New president at Tyson ready for spot on team

Work in merging Hillshire led Hayes to executive suite

Tom Hayes, new Tyson Foods president

A former Hillshire Brands Co. executive has made his way to Tyson Foods' top ranks more than a year after Tyson's $7.7 billion acquisition of the company.

Tom Hayes, former chief supply chain officer for Hillshire, soon will make the trek from Tyson's Chicago office to Springdale and move into Tyson's executive offices to help steer the company as its new president.

Hayes is now one of the top-ranking executives at Tyson, filling the position that can be a steppingstone to chief executive officer at many companies. He was named president last week. Donnie Smith, Tyson's CEO, formerly held the title of president. Smith remains the company's CEO and is on the board of directors.

"Few people enjoy being told what to do, almost everyone enjoys being part of a high-performance team," Hayes said. "When I think about leading, I am constantly thinking about how I like to be led."

After the purchase of Chicago-based Hillshire, Hayes was at the center of combining the two companies. He said his first role as a Tyson employee was to organize the people who would work on turning two distinct companies into one.

"Knitting the businesses together without damaging our unique advantages was no small task," Hayes said. "Each company, though different, had equal amounts of pride."

Hillshire is playing a major role in Tyson's efforts to refocus the company around branded products instead of commodities, which are volatile and can change the company's bottom line quarter to quarter.

With Hillshire, Tyson inherited some of the most well-known brands -- including Jimmy Dean, Ball Park, Hillshire Farm and Sara Lee -- along with the challenge of integrating a company with about 9,000 employees and $4 billion in sales. Hayes, as a former chief supply chain manager, was tapped to be one of the major players in Tyson's new and growing branded-products sector.

"At Hillshire Brands, I led our operations and supply-chain teams -- so it was a natural fit for me to lead this early on," he said. "Very quickly my attention turned to combining the food-service teams since I was appointed president of our food-service group shortly after we kicked off the integration."

So far, Tyson has reported that the two companies' combination has been profitable. Tyson announced $322 million earned or saved by the Hillshire purchase, for the company's fiscal 2015, according to the latest yearly earnings report.
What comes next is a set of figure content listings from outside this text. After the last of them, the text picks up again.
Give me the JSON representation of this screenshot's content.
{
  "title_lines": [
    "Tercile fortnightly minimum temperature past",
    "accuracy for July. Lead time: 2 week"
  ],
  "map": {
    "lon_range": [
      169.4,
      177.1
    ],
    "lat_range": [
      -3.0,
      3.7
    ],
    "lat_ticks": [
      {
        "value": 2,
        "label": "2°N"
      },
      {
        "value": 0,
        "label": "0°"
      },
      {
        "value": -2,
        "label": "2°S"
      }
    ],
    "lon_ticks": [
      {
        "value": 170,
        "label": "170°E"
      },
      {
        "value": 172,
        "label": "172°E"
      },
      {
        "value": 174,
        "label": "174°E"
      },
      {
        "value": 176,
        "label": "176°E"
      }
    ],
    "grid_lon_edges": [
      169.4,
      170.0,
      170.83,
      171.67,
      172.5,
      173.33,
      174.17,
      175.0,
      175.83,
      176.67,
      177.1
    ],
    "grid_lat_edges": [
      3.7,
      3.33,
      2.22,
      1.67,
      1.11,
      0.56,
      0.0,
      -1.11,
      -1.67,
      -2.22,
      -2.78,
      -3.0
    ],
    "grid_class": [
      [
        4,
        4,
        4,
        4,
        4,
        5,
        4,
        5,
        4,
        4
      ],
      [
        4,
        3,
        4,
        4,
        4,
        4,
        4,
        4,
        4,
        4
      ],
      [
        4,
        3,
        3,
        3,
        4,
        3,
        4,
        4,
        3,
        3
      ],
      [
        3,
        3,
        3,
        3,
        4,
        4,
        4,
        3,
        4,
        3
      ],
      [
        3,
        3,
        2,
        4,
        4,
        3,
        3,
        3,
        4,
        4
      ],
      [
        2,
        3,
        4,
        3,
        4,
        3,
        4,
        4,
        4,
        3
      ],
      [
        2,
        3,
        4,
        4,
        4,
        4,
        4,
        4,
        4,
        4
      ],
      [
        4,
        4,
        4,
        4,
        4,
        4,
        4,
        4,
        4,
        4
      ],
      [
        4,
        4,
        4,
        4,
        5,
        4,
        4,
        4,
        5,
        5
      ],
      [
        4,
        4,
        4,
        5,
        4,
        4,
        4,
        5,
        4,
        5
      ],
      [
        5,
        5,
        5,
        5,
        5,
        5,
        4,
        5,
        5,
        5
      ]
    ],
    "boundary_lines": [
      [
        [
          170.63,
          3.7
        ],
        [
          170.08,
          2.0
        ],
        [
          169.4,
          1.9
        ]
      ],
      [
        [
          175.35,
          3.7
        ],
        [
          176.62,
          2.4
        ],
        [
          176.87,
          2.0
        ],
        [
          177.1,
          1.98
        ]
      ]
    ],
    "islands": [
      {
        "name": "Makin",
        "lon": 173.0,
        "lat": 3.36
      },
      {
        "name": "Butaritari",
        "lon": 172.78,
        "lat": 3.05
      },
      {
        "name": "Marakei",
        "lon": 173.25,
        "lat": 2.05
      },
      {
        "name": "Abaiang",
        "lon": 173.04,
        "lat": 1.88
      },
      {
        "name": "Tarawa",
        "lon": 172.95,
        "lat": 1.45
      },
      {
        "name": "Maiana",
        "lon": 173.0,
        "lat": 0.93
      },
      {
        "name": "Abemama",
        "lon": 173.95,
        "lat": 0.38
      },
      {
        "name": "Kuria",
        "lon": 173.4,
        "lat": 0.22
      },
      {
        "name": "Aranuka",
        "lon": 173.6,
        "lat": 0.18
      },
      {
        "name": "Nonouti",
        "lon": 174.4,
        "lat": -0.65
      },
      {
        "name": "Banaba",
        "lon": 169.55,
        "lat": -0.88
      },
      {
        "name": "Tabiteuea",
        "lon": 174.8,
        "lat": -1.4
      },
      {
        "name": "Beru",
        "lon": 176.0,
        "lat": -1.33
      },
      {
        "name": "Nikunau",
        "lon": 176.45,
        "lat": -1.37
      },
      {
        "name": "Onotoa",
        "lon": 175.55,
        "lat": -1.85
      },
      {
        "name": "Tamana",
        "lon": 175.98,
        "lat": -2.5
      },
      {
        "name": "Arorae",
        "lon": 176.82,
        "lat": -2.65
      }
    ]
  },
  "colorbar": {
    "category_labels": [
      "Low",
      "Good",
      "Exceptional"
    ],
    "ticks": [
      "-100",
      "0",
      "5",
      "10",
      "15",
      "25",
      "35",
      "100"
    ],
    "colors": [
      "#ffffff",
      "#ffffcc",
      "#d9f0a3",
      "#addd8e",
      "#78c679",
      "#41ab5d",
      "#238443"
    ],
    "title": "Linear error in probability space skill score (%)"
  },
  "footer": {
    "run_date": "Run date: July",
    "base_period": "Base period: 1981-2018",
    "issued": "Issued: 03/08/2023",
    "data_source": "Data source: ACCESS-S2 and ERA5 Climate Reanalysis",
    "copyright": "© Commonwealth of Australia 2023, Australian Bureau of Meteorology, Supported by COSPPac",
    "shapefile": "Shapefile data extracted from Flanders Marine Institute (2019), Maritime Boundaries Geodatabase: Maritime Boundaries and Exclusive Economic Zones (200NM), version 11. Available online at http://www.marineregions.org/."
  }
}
"When it comes to picking a path that is best for the enterprise, it means that someone has to let go of a way of working that they have held dear," Hayes said. "The good news is that after the decisions are made, we have found tremendous adherence to the new way of working."

By appointing Hayes as president, Tyson split up the role of CEO and president. Alan Ellstrand, chairman of the management department at the University of Arkansas Sam W. Walton College of Business, said companies split power at top levels partially so there is a clear succession plan when the CEO leaves.

"There's a real power vacuum if something happens to that person," he said. "You'd have to dig down pretty far to find their top talent. It's a leap from the executive vice president level up to the c-suite."

About 75 percent of organizations choose CEOs from inside, according to a report by researchers at Stanford University and the Institute of Executive Development, a consultant firm that deals with executive succession. Around half -- 54 percent -- of companies groom specific people to succeed the CEO.

Ellstrand said Hayes' appointment also was a strong symbolic move toward former Hillshire employees, many of whom still work in Chicago while original Tyson workers remain in Arkansas.

"It strengthens the company's top leadership," he said. "It sends a pretty strong signal to Hillshire that the people who worked there are highly valued and are really contributing in the corporate offices."